Privé de la compétence économique par la loi NOTRe, le département du Nord doit se séparer de ses ruches d'entreprises. Un accord est en passe d'être conclu avec l'ensemble des communautés de communes concernées, et en premier lieu, la Mel.

Un temps incertain, le sort des douze ruches d'entreprises installées sur le territoire du Nord semble finalement fixé. La Région ayant refusé de les prendre sous son aile, même si elle accepte de participer à leur financement à hauteur de 300 000 € par an pendant trois ans, c'est avec les communautés de communes que le Département a ouvert des négociations. Une discussion fructueuse, puisqu'il est en passe de trouver un accord avec chacune des métropoles, pour qu'elles rachètent les ruches, « 30% moins cher que la valeur domaniale », précise Jean-René Lecerf, le président du Nord.

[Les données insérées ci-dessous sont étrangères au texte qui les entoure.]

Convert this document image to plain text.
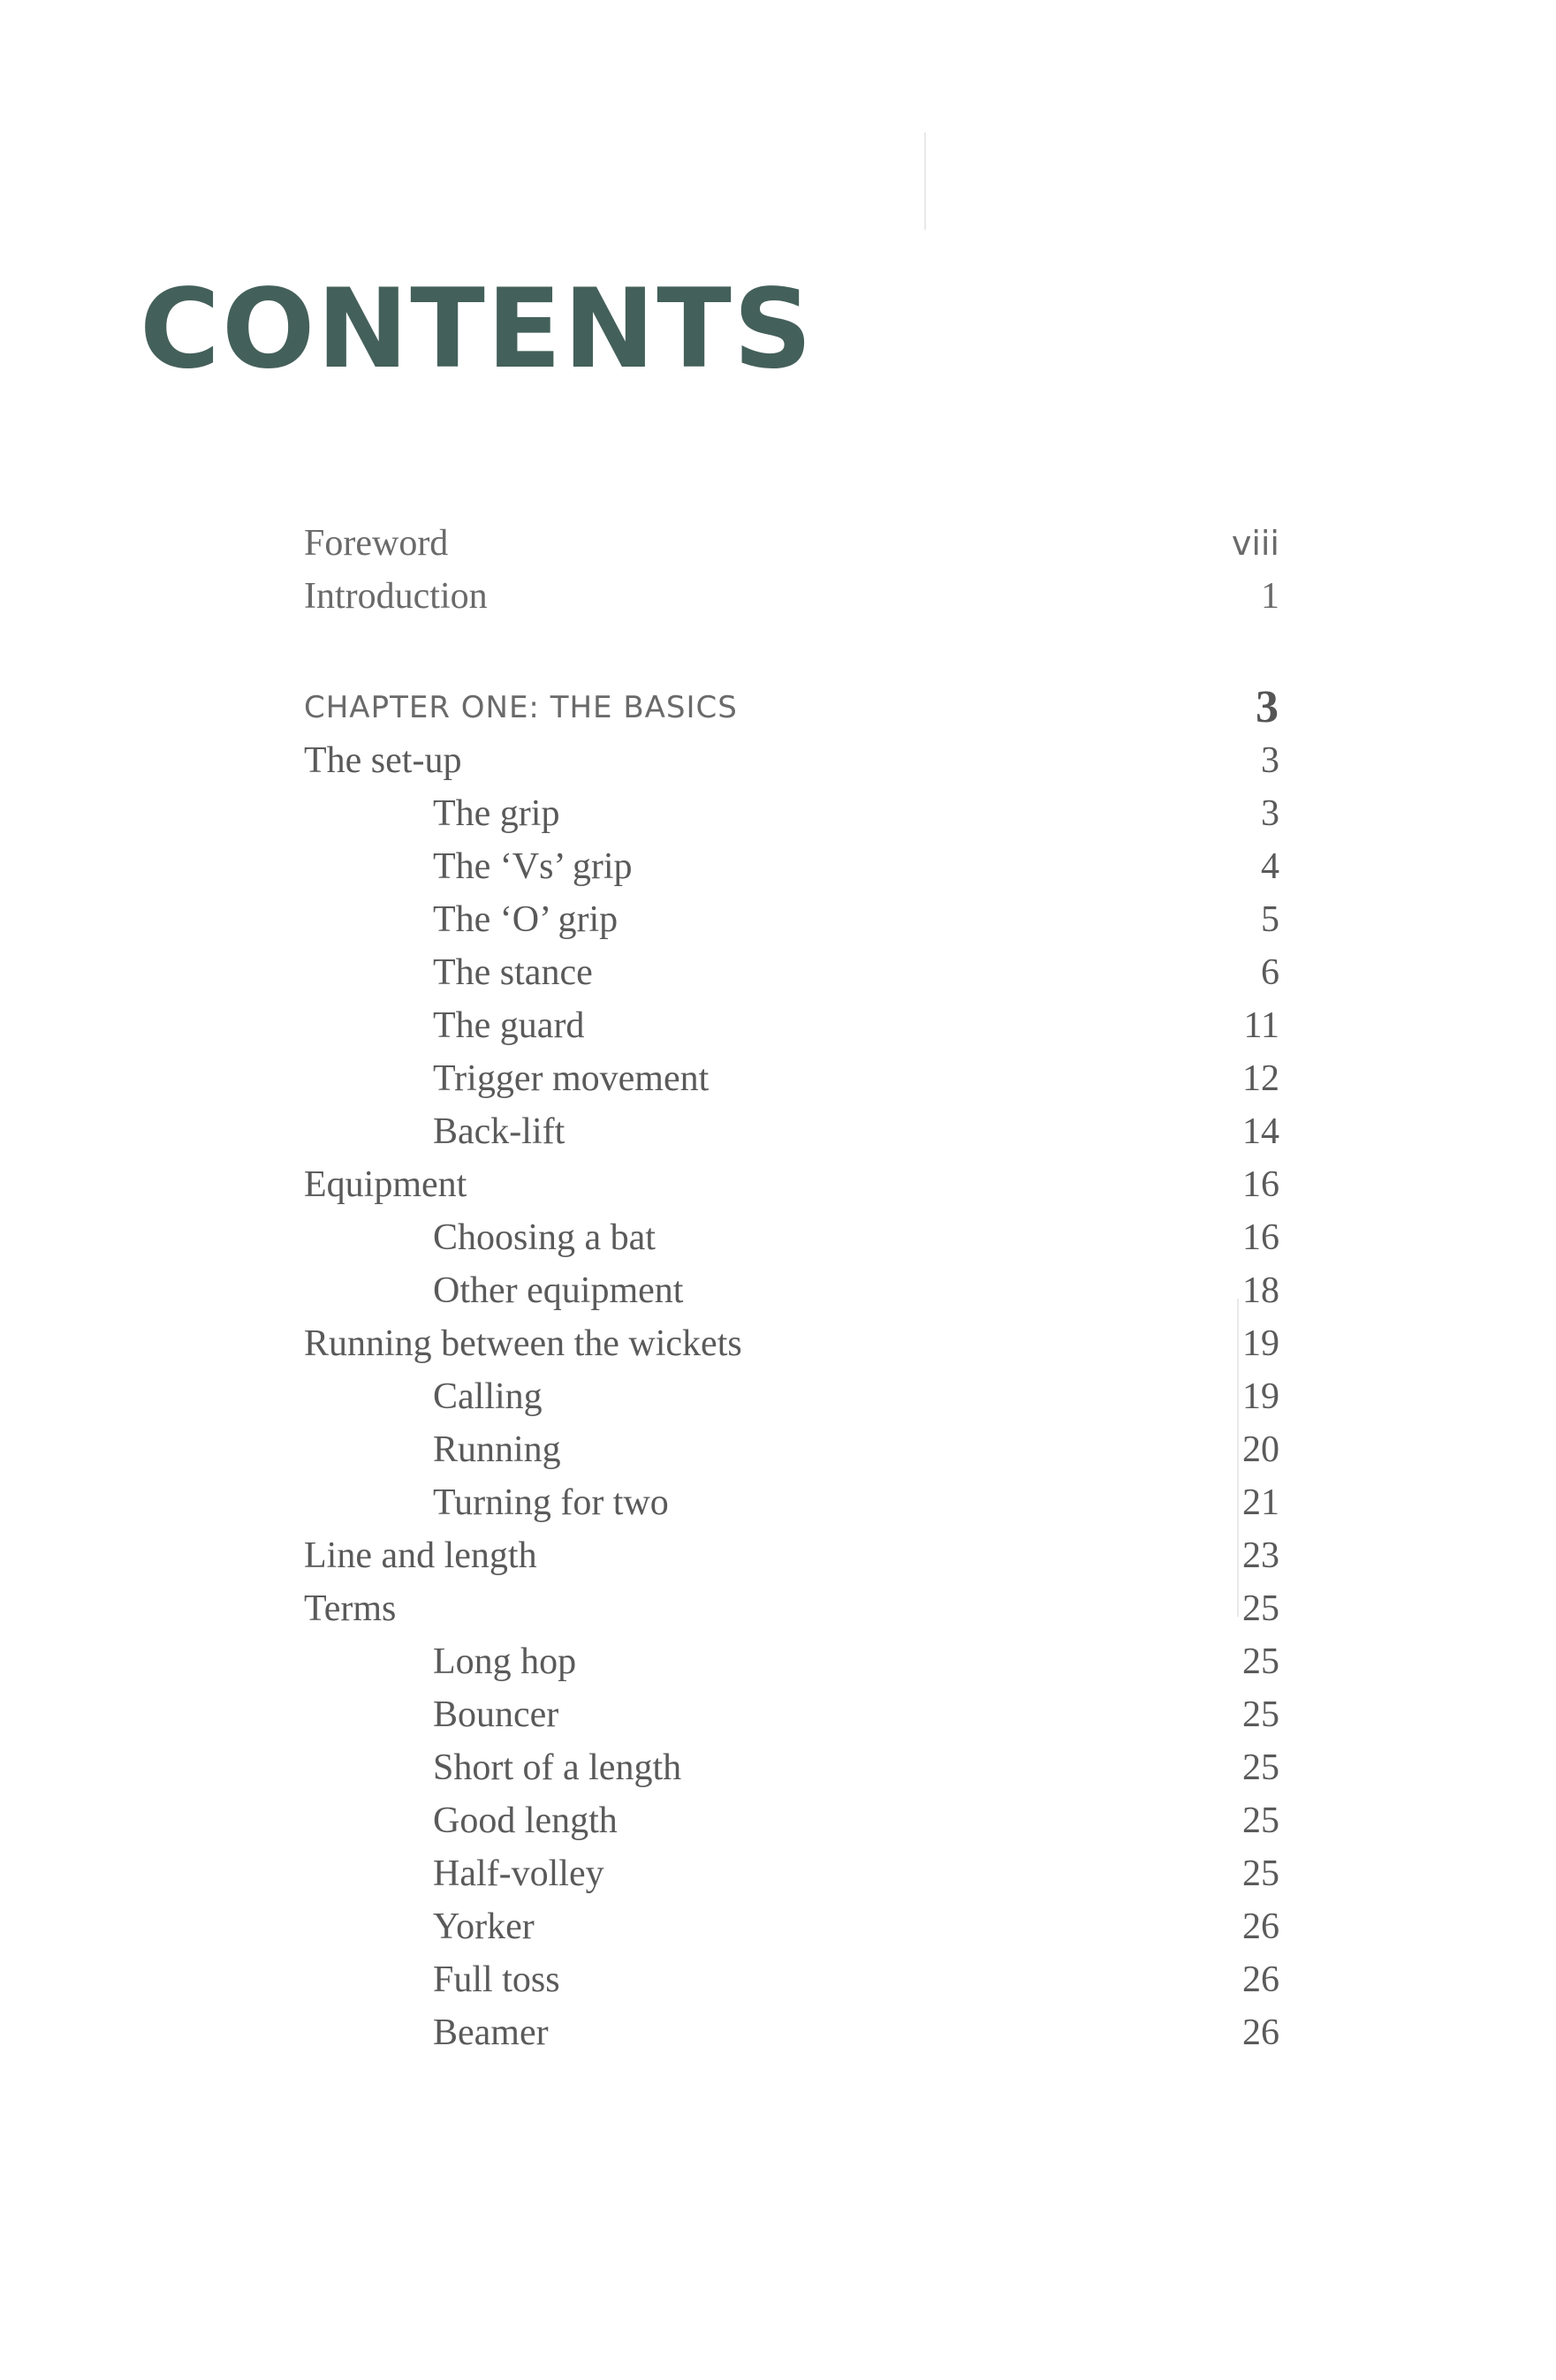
CONTENTS
Foreword	viii
Introduction	1
CHAPTER ONE: THE BASICS	3
The set-up	3
The grip	3
The ‘Vs’ grip	4
The ‘O’ grip	5
The stance	6
The guard	11
Trigger movement	12
Back-lift	14
Equipment	16
Choosing a bat	16
Other equipment	18
Running between the wickets	19
Calling	19
Running	20
Turning for two	21
Line and length	23
Terms	25
Long hop	25
Bouncer	25
Short of a length	25
Good length	25
Half-volley	25
Yorker	26
Full toss	26
Beamer	26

La Mel verse 13 millions d'euros

Et si la Communauté d'agglomérations de la Porte du Hainaut semble rester la dernière à convaincre, la Mel a été la première à acter la reprise des trois ruches départementales de son territoire, celle de Villeneuve d'Ascq lui appartenant déjà. Voté lors du conseil métroplitain du 1er juin, le rachat des ruches de Tourcoing, d'Armentières et d'Hellemes coûtera donc 13 millions d'euros à la métropole lilloise. « Cette décision s'inscrit dans la politique globale de la Mel, dont la puissance des incubateurs est connue. Il nous a semblé logique de compter, outre des incubateurs très spécifiques, des lieux où accueillir tous les types d'entreprises », souligne Damien Castelain, le président de la Mel. Les 100 entreprises hébergées dans les ruches métropolitaines, et leurs 500 salariés, sont donc assurés de la perennité des structures qui les accueillent. Le transfert devrait être effectif au 31 août.